Moderate Model To Follow

21 May 2019 Opinion

Al-Hajj passed away three days ago at the age 88. I have known him closely for more than 45 years. Despite his religious convictions and commitments, I did not find a quality that made me avert him.

Al-Hajj lived at least 80 years of his life performing all his religious duties with moderation and in silence, without obliging others of the burden of performing it unlike those who beat others and imprison those who eat in front of fasting people.

He lived all his life doing good deeds and was more understanding and knowledgeable than doctorate degrees holders although he remained until the last days of his life the son of a simple popular people and did not enter a university or a higher institute.

Al-Hajj evaded the clergy and did not allow them to come close to him despite their attraction to him, either due to his generosity and relative wealth, or his political status in the modern Lebanese state before its collapse

When the Iranian revolution took place, I and he were among those who rejoiced in it because it destroyed the regime of the corrupt and unjust Shah. But once Khomeini turned against his comrades and put democracy on the backburner, and took Wilayat al-Faqih (guardianship of Islamic jurist) as the system of rule and insisted on exporting the revolution, then we became suspicious and feared the consequences of his decisions.

Al-Hajj predicted at an early stage that the devastation of Lebanon will be at the hands of the new regime. Its political and sectarian strife was ready and should not be tampered with, however this happened later. Many of my ideas were contrary to his and we were discussing several issues, and he was often convinced of the conclusions we reached.

Despite our nearly half-century-long relationship, I never felt he had heavy-blood, hypocritical or offered unnecessary courtesy. I traveled with him and found nothing in him but goodness and generosity. He never mentioned a person with bad things but he was of little respect for his country’s politicians, he never attended their councils, and he rarely participated in their elections.

Hajj Hassan Fawaz was a moderate Muslim in every sense of the word, loved the Christians and respected the good humanitarian Jews, and was against the establishment of Israel, and was once imprisoned in its prisons.

He was very committed, but that did not prevent him from being flexible and of being Lebanese to the core. He belonged to a country that had more than eighteen official sects and other small ones but he knew that he had to live with this religious mosaic without fanaticism.
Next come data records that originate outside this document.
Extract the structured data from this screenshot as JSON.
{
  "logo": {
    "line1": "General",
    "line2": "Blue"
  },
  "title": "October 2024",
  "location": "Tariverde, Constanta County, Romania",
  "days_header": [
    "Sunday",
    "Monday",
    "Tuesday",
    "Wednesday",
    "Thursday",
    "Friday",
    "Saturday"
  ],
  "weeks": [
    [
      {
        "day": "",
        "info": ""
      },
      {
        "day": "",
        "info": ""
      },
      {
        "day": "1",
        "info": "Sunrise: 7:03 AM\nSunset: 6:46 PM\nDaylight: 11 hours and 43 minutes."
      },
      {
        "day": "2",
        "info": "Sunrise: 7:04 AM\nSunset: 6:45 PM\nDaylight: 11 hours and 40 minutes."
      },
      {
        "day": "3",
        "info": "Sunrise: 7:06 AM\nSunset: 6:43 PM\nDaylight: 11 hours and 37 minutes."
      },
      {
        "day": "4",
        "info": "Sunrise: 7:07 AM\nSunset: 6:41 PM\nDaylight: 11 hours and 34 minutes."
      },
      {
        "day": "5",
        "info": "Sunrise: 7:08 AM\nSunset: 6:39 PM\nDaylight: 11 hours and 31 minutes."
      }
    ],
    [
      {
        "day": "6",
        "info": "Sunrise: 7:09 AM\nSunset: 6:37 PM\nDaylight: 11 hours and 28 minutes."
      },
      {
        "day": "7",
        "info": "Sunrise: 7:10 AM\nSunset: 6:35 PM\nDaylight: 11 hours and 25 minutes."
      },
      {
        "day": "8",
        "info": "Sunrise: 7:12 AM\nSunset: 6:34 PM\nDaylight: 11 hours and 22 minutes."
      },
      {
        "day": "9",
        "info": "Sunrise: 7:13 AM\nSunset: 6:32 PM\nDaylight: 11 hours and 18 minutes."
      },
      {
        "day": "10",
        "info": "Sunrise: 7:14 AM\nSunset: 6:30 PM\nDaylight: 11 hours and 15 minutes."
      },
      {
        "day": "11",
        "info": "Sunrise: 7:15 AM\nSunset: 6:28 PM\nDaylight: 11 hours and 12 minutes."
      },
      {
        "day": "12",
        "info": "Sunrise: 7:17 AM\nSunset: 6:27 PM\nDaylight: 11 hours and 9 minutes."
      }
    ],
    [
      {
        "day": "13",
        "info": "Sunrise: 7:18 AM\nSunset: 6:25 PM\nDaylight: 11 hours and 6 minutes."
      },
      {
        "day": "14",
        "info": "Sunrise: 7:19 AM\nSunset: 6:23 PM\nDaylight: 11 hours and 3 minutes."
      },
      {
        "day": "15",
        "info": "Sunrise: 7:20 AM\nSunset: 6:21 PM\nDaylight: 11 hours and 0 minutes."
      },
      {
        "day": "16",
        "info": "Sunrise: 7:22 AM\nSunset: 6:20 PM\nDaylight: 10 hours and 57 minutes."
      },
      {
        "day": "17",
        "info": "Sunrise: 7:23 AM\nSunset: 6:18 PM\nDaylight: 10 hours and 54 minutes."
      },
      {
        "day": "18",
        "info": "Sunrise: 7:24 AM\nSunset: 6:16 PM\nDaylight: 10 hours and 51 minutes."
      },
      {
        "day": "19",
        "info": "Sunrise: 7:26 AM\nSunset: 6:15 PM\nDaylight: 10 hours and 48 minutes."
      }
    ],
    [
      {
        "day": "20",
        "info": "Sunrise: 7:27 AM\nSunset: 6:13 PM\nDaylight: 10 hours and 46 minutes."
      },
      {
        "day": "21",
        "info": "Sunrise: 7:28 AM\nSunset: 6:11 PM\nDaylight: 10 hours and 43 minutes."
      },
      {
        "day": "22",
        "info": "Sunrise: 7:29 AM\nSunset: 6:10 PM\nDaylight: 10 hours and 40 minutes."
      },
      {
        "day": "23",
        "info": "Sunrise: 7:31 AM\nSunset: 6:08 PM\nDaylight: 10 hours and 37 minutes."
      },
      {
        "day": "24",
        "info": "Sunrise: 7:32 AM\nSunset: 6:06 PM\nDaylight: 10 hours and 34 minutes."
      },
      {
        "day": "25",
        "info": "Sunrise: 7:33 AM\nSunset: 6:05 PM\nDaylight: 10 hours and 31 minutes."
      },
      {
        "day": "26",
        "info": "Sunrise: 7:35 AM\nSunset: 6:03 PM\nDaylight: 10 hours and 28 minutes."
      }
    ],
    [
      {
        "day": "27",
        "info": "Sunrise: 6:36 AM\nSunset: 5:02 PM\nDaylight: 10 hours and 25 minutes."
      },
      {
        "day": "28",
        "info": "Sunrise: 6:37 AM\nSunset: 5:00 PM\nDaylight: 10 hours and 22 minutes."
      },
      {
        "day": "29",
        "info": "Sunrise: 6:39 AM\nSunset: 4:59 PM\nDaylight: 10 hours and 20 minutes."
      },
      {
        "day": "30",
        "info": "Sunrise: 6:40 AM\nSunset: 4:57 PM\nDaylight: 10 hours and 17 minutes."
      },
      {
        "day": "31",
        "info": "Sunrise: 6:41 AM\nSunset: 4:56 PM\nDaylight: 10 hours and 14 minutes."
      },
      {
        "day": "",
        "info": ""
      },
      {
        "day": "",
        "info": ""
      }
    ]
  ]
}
He was a committed Shiite who loved the People of the House (Family of the Prophet) and yet insisted that he be different in his love sincerely.

Before his death he refused condolences in a public place, but in his house and said he should be buried on the same day he died, if it was time of day. All of this requires a special personality to impose them and translate them on the ground.

This was my brother-in-law Hassan Fawaz. He left a vacuum which is difficult to fill. It was him who pushed me dozens of times to ask: Why not Muslims are like him in his tolerance and ethics? I guess I do not have the answer, suitable for publication.